Il a pris les rênes de la Miviludes en août 2012. Depuis, Serge Blisko ne cesse de faire le tour de France. Ou plutôt des préfectures françaises où il alerte les services concernés de la menace sectaire en France. Son rapport, qui doit être remis jeudi à Jean-Marc Ayrault, n’élude rien de la situation. Pour 20 Minutes, il dévoile les contours de la situation actuelle.

La menace sectaire est-elle grandissante en France?
L’an dernier, nous avons reçu plus de 2.600 signalements à la Miviludes, dont 72% qui nous parviennent par Internet. C’est une augmentation de l’ordre de 10 à 15% environ. Donc, oui, nous pouvons dire que la menace sectaire grandit en France. Elle évolue aussi comme nous l’avions déjà observé ces dernières années…

C’est-à-dire?
La menace est beaucoup plus diffuse, donc plus grave à mon sens. Les pratiques non conventionnelles, notamment dans le domaine de la santé, augmentent. Le Sénat a d’ailleurs consacré un rapport à ce sujet en particulier. Les choses sont assez simples en fait. Auparavant, quand quelqu’un poussait la porte de l’Eglise de Scientologie, on le repérait très rapidement. Et on pouvait donc agir en conséquence. Mais aujourd’hui, quand quelqu’un rencontre un pseudo psychologue spécialiste de telle médecine parallèle, il nous est très compliqué de le voir.

Comment faites-vous avec ce genre de cas?
Bien souvent, ce sont les proches de la victime qui nous alertent. Des enfants qui craignent pour leurs parents. Ou l’inverse. A ce moment-là, on prend connaissance de tous les éléments. Le problème est que de nombreux petits groupes se sont formés et ils diffusent notamment leurs idées via Internet.
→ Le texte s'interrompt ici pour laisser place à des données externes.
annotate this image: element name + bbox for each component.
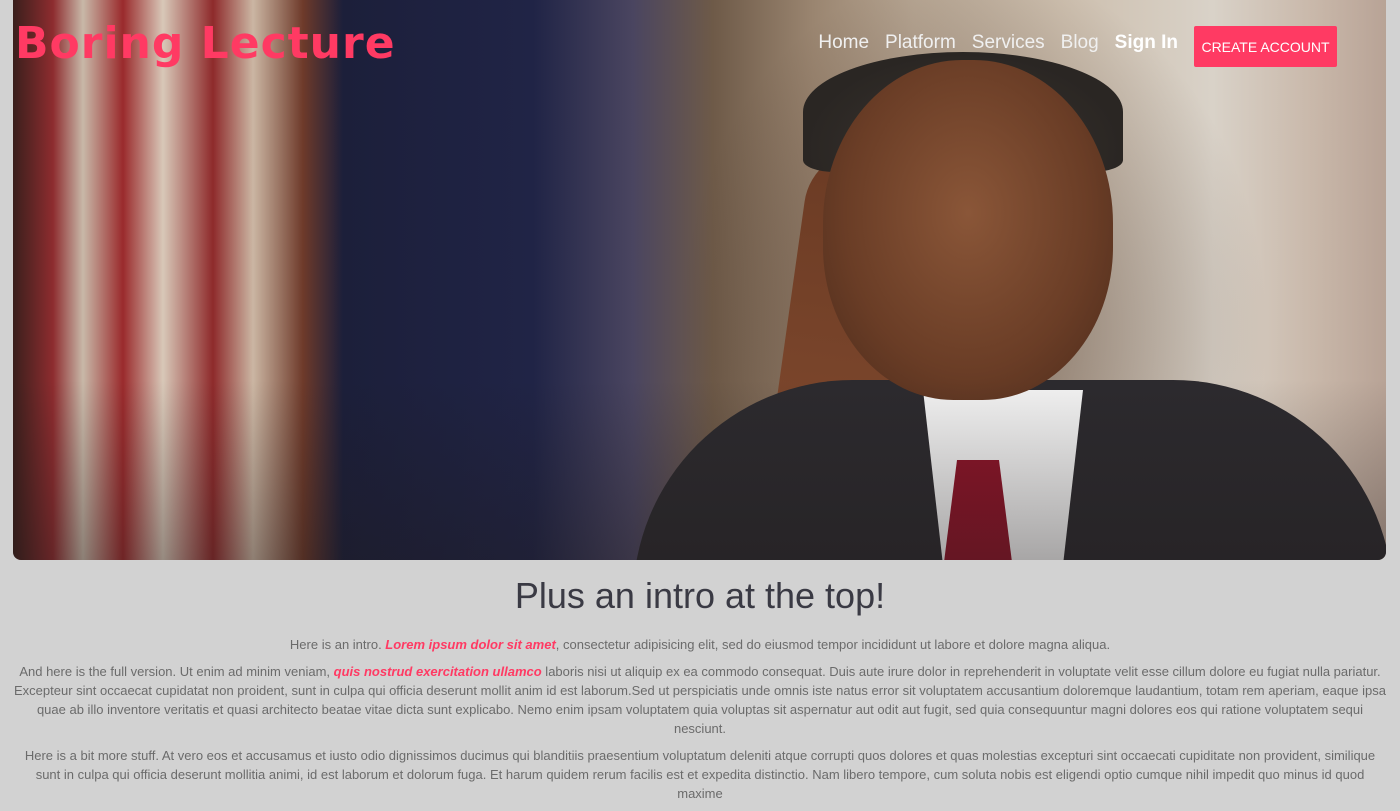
intro-p1-prefix: Here is an intro. — [289, 637, 386, 652]
nav-platform[interactable]: Platform — [885, 32, 956, 54]
intro-paragraph-3: Here is a bit more stuff. At vero eos et… — [24, 748, 1376, 801]
intro-section: Plus an intro at the top! Here is an int… — [13, 575, 1387, 811]
site-logo[interactable]: Boring Lecture — [15, 18, 396, 69]
intro-paragraph-2: And here is the full version. Ut enim ad… — [13, 662, 1387, 738]
nav-services[interactable]: Services — [972, 32, 1045, 54]
intro-p1-suffix: , consectetur adipisicing elit, sed do e… — [555, 637, 1111, 652]
hero-head-shape — [823, 60, 1113, 400]
hero-shade — [13, 380, 1386, 560]
nav-home[interactable]: Home — [818, 32, 869, 54]
intro-heading: Plus an intro at the top! — [514, 575, 886, 616]
intro-p2-prefix: And here is the full version. Ut enim ad… — [19, 664, 334, 679]
main-nav: Home Platform Services Blog Sign In — [818, 32, 1178, 54]
intro-paragraph-1: Here is an intro. Lorem ipsum dolor sit … — [13, 635, 1387, 654]
nav-blog[interactable]: Blog — [1061, 32, 1099, 54]
hero-image — [13, 0, 1386, 560]
intro-p1-highlight: Lorem ipsum dolor sit amet — [385, 637, 556, 652]
nav-sign-in[interactable]: Sign In — [1115, 32, 1178, 54]
create-account-button[interactable]: CREATE ACCOUNT — [1194, 26, 1337, 67]
intro-p2-highlight: quis nostrud exercitation ullamco — [333, 664, 542, 679]
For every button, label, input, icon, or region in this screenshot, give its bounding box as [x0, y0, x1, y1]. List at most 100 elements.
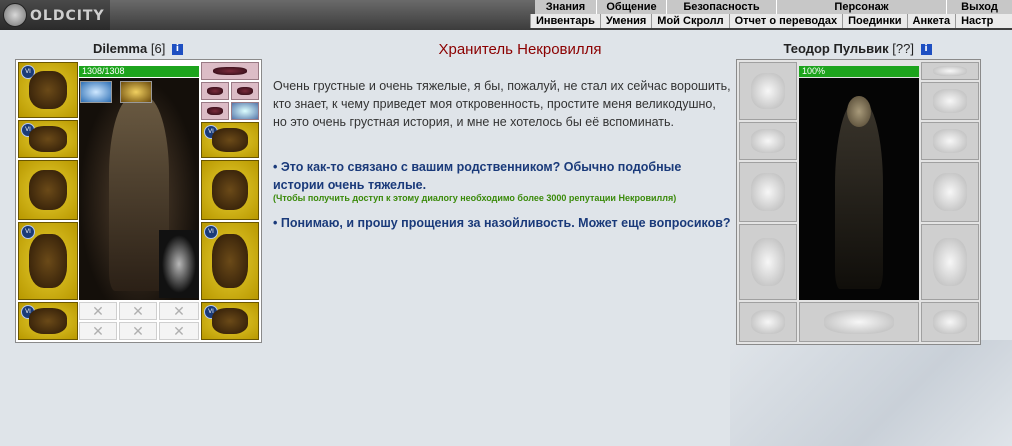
- npc-panel: 100%: [736, 59, 981, 345]
- npc-info-icon[interactable]: i: [920, 44, 932, 56]
- armor-icon: [29, 234, 67, 288]
- boots-icon: [212, 308, 248, 334]
- npc-legs-slot: [921, 224, 979, 300]
- oldcity-logo[interactable]: OLDCITY: [0, 0, 110, 30]
- submenu-settings[interactable]: Настр: [955, 14, 998, 28]
- gloves-icon: [933, 129, 967, 153]
- submenu-transfer-report[interactable]: Отчет о переводах: [728, 14, 843, 28]
- armor-slot[interactable]: VI: [18, 222, 78, 300]
- empty-slot-2[interactable]: ✕: [119, 302, 157, 320]
- menu-communication[interactable]: Общение: [597, 0, 667, 14]
- player-info-icon[interactable]: i: [171, 44, 183, 56]
- orb-slot[interactable]: [231, 102, 259, 120]
- npc-armor-slot: [739, 224, 797, 300]
- pet-icon[interactable]: [159, 230, 199, 298]
- shield-icon: [933, 173, 967, 211]
- bracers-icon: [29, 126, 67, 152]
- amulet-slot[interactable]: [201, 62, 259, 80]
- npc-bracers-slot: [739, 122, 797, 160]
- helmet-icon: [751, 73, 785, 109]
- npc-gloves-slot: [921, 122, 979, 160]
- player-hp-bar: 1308/1308: [79, 66, 199, 77]
- ring-slot-1[interactable]: [201, 82, 229, 100]
- npc-head: [847, 95, 871, 127]
- sub-menu: Инвентарь Умения Мой Скролл Отчет о пере…: [530, 14, 1012, 28]
- npc-rings-slot: [921, 82, 979, 120]
- armor-icon: [751, 238, 785, 286]
- shield-slot[interactable]: [201, 160, 259, 220]
- gloves-slot[interactable]: VI: [201, 122, 259, 158]
- slot-badge-icon: VI: [21, 225, 35, 239]
- ring-icon: [237, 87, 253, 95]
- player-name[interactable]: Dilemma: [93, 41, 147, 56]
- empty-slot-1[interactable]: ✕: [79, 302, 117, 320]
- dialog-option-2[interactable]: • Понимаю, и прошу прощения за назойливо…: [273, 214, 733, 232]
- emblem-icon: [823, 309, 895, 335]
- slot-badge-icon: VI: [204, 225, 218, 239]
- rings-icon: [933, 89, 967, 113]
- npc-amulet-slot: [921, 62, 979, 80]
- dialog-option-1[interactable]: • Это как-то связано с вашим родственник…: [273, 158, 733, 194]
- legs-slot[interactable]: VI: [201, 222, 259, 300]
- boots-slot[interactable]: VI: [201, 302, 259, 340]
- menu-knowledge[interactable]: Знания: [535, 0, 597, 14]
- helmet-slot[interactable]: VI: [18, 62, 78, 118]
- sword-icon: [751, 173, 785, 211]
- leggings-icon: [933, 238, 967, 286]
- buff-fire-icon[interactable]: [120, 81, 152, 103]
- weapon-slot[interactable]: [18, 160, 78, 220]
- belt-icon: [29, 308, 67, 334]
- player-panel: VI VI VI VI 1308/1308 ✕ ✕ ✕ ✕ ✕ ✕ VI VI …: [15, 59, 262, 343]
- npc-bottom-slot: [799, 302, 919, 342]
- menu-security[interactable]: Безопасность: [667, 0, 777, 14]
- amulet-icon: [213, 67, 247, 75]
- logo-text: OLDCITY: [30, 8, 105, 24]
- dialog-title: Хранитель Некровилля: [438, 41, 602, 58]
- empty-slot-5[interactable]: ✕: [119, 322, 157, 340]
- shield-icon: [212, 169, 248, 211]
- top-menu: Знания Общение Безопасность Персонаж Вых…: [535, 0, 1012, 14]
- helmet-icon: [29, 71, 67, 109]
- ring-icon: [207, 87, 223, 95]
- belt-icon: [751, 309, 785, 335]
- npc-helmet-slot: [739, 62, 797, 120]
- npc-level: [??]: [892, 41, 914, 56]
- npc-weapon-slot: [739, 162, 797, 222]
- npc-shield-slot: [921, 162, 979, 222]
- leggings-icon: [212, 234, 248, 288]
- empty-slot-4[interactable]: ✕: [79, 322, 117, 340]
- dialog-option-1-note: (Чтобы получить доступ к этому диалогу н…: [273, 193, 677, 203]
- background-fog: [730, 340, 1012, 446]
- npc-boots-slot: [921, 302, 979, 342]
- dialog-text: Очень грустные и очень тяжелые, я бы, по…: [273, 79, 731, 129]
- submenu-skills[interactable]: Умения: [599, 14, 651, 28]
- submenu-inventory[interactable]: Инвентарь: [530, 14, 600, 28]
- ring-icon: [207, 107, 223, 115]
- gloves-icon: [212, 128, 248, 152]
- submenu-my-scroll[interactable]: Мой Скролл: [651, 14, 728, 28]
- npc-hp-bar: 100%: [799, 66, 919, 77]
- bracers-slot[interactable]: VI: [18, 120, 78, 158]
- npc-portrait: [799, 78, 919, 300]
- player-title: Dilemma [6] i: [15, 41, 261, 56]
- npc-name[interactable]: Теодор Пульвик: [783, 41, 888, 56]
- empty-slot-6[interactable]: ✕: [159, 322, 199, 340]
- submenu-profile[interactable]: Анкета: [906, 14, 956, 28]
- menu-character[interactable]: Персонаж: [777, 0, 947, 14]
- belt-slot[interactable]: VI: [18, 302, 78, 340]
- menu-exit[interactable]: Выход: [947, 0, 1012, 14]
- player-level: [6]: [150, 41, 166, 56]
- buff-ice-icon[interactable]: [80, 81, 112, 103]
- amulet-icon: [933, 65, 967, 77]
- ring-slot-2[interactable]: [231, 82, 259, 100]
- emblem-icon: [3, 3, 27, 27]
- npc-belt-slot: [739, 302, 797, 342]
- submenu-fights[interactable]: Поединки: [842, 14, 906, 28]
- npc-figure: [835, 100, 883, 289]
- empty-slot-3[interactable]: ✕: [159, 302, 199, 320]
- mace-icon: [29, 169, 67, 211]
- npc-title: Теодор Пульвик [??] i: [735, 41, 980, 56]
- boots-icon: [933, 309, 967, 335]
- ring-slot-3[interactable]: [201, 102, 229, 120]
- bracers-icon: [751, 129, 785, 153]
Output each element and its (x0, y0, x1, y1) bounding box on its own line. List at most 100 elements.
Que faites-vous pour les sortants de sectes?
C’est un sujet délicat. Souvent, les personnes qui parviennent à rompre avec les mouvements sectaires éprouvent une forme de honte. Il leur est compliqué de trouver de la stabilité, de retrouver un travail, de reprendre des études ou juste de reprendre contact avec la famille. Nous avons eu le cas récemment d’une dame qui est restée embrigadée plus de trente ans. A sa sortie, elle avait une cinquantaine d’années. Et elle n’avait rien du tout. Nous travaillons en ce moment à l’idée de mettre en place des abris temporaires pour prendre en charge les sortants de sectes. De manière à ce qu’ils puissent reprendre pied et surtout éviter d’être soumis à la pression des gourous.

Vous allez remettre votre rapport jeudi à Jean-Marc Ayrault. Qu’allez-vous lui demander?
D’abord, je voudrais lui demander plus de moyens pour les associations de victimes. Et puis, je pense qu’il faut accélérer la formation, notamment dans les écoles de police et de gendarmerie, ce que nous faisons déjà.